This Week in Texas
Methodist History January 20
Bishop A. Frank Smith Delivers Invocation at Gubernatorial
Inauguration, January 21, 1947
Bishop W. Kenneth Pope once described Bishop A. Frank Smith
as having “a great capacity for sustained friendship.” One long time friend was Beauford Jester of Corsicana. On January 21, 1947 he delivered the
invocation at Jester's inauguration of governor of Texas
They had become friends at the Sunday School of First
Methodist Church Corsicana where the Smith family lived from 1903-1907. Beauford Jester’s father, George Taylor
Jester was Sunday School Superintendent and a prominent Methodist who was a
General Conference delegate in 1886 and 1890.
He was also an early supporter of Southern Methodist University.

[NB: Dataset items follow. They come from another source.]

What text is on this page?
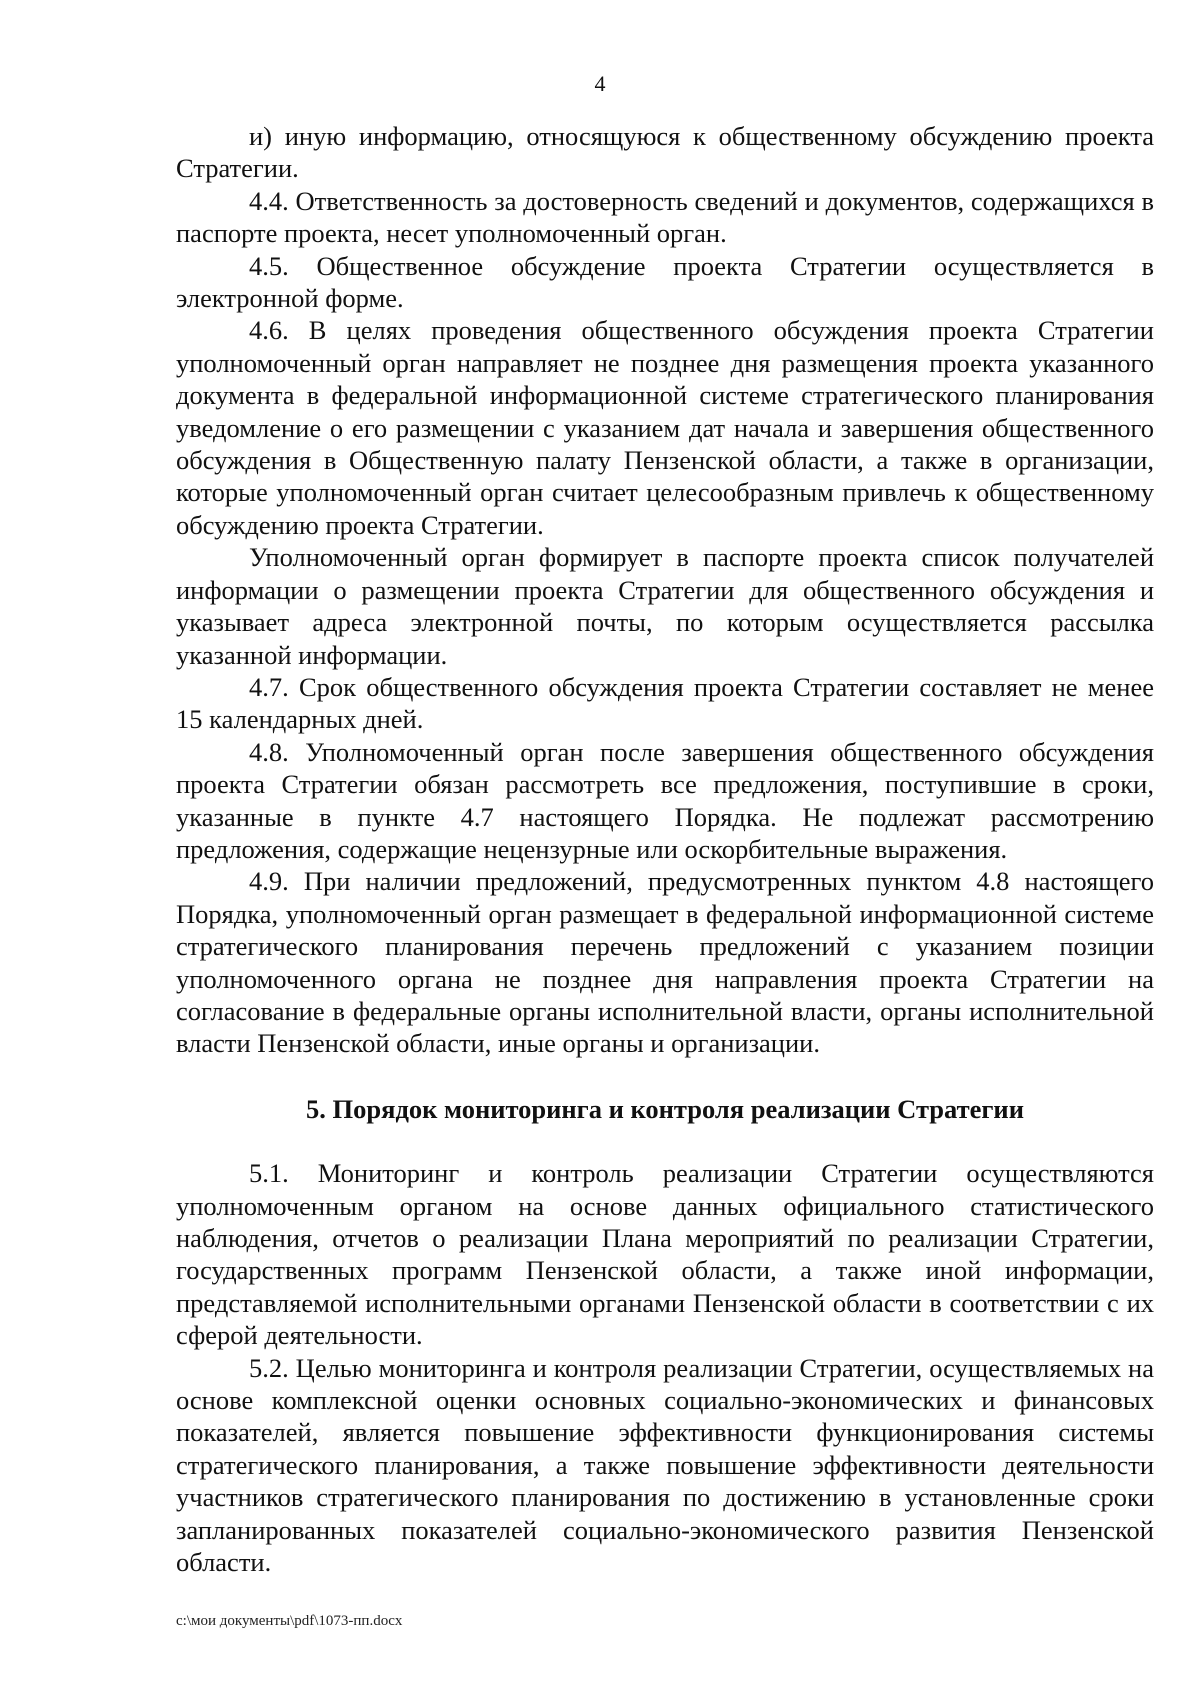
4

и) иную информацию, относящуюся к общественному обсуждению проекта Стратегии.

4.4. Ответственность за достоверность сведений и документов, содержащихся в паспорте проекта, несет уполномоченный орган.

4.5. Общественное обсуждение проекта Стратегии осуществляется в электронной форме.

4.6. В целях проведения общественного обсуждения проекта Стратегии уполномоченный орган направляет не позднее дня размещения проекта указанного документа в федеральной информационной системе стратегического планирования уведомление о его размещении с указанием дат начала и завершения общественного обсуждения в Общественную палату Пензенской области, а также в организации, которые уполномоченный орган считает целесообразным привлечь к общественному обсуждению проекта Стратегии.

Уполномоченный орган формирует в паспорте проекта список получателей информации о размещении проекта Стратегии для общественного обсуждения и указывает адреса электронной почты, по которым осуществляется рассылка указанной информации.

4.7. Срок общественного обсуждения проекта Стратегии составляет не менее 15 календарных дней.

4.8. Уполномоченный орган после завершения общественного обсуждения проекта Стратегии обязан рассмотреть все предложения, поступившие в сроки, указанные в пункте 4.7 настоящего Порядка. Не подлежат рассмотрению предложения, содержащие нецензурные или оскорбительные выражения.

4.9. При наличии предложений, предусмотренных пунктом 4.8 настоящего Порядка, уполномоченный орган размещает в федеральной информационной системе стратегического планирования перечень предложений с указанием позиции уполномоченного органа не позднее дня направления проекта Стратегии на согласование в федеральные органы исполнительной власти, органы исполнительной власти Пензенской области, иные органы и организации.

5. Порядок мониторинга и контроля реализации Стратегии

5.1. Мониторинг и контроль реализации Стратегии осуществляются уполномоченным органом на основе данных официального статистического наблюдения, отчетов о реализации Плана мероприятий по реализации Стратегии, государственных программ Пензенской области, а также иной информации, представляемой исполнительными органами Пензенской области в соответствии с их сферой деятельности.

5.2. Целью мониторинга и контроля реализации Стратегии, осуществляемых на основе комплексной оценки основных социально-экономических и финансовых показателей, является повышение эффективности функционирования системы стратегического планирования, а также повышение эффективности деятельности участников стратегического планирования по достижению в установленные сроки запланированных показателей социально-экономического развития Пензенской области.

c:\мои документы\pdf\1073-пп.docx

Frank Smith at one time intended to become a lawyer. His friend Beauford Jester did so, earning a
B. A. from the University of Texas in 1916, the same year that Smith was appointed
to University Methodist
Church in Austin .
The two friends kept up with each other as Smith was pastor
and bishop and Jester practiced law in his home town and became prominent in
state affairs as Director of the State Bar and a member of the Railroad
Commission.
Jester had prevailed in the 1946 Democratic Primary in a
field of fourteen candidates. He was by
far the leading candidate was forced into a runoff against Homer Rainey, former
president of the University of Texas, who had been fired by trustees for
standing up for academic freedom.
Bishop Smith’s invocation is too long to reproduce here, but
may be accessed in the House Journal,
http://texashistory.unt.edu/ark:/67531/metapth193861/m1/61/?q=%22a.%20frank%20smith%22
The Jester administration was challenged by the
population growth and urbanization accompanying World War II. Texas population boomed during the war years, but it had been impossible to build the schools, highways, and other infrastructure the larger population demanded. Jester worked for improvements in both public
education and higher education. One of
his legacies is a dormitory at the University
of Texas at Austin named for him.
Jester holds the sad distinction of the only Texas governor to die in
office. In July, 1949, he died in a
railroad car en route from Austin to Galveston . Frank Smith returned to First Methodist
Corsicana to hold his funeral. He was 56
years old.
(p. s. Another Corsicana connection that served A. Frank Smith well was
that of Walter and Ella Fondren who married in Corsicana in 1904.)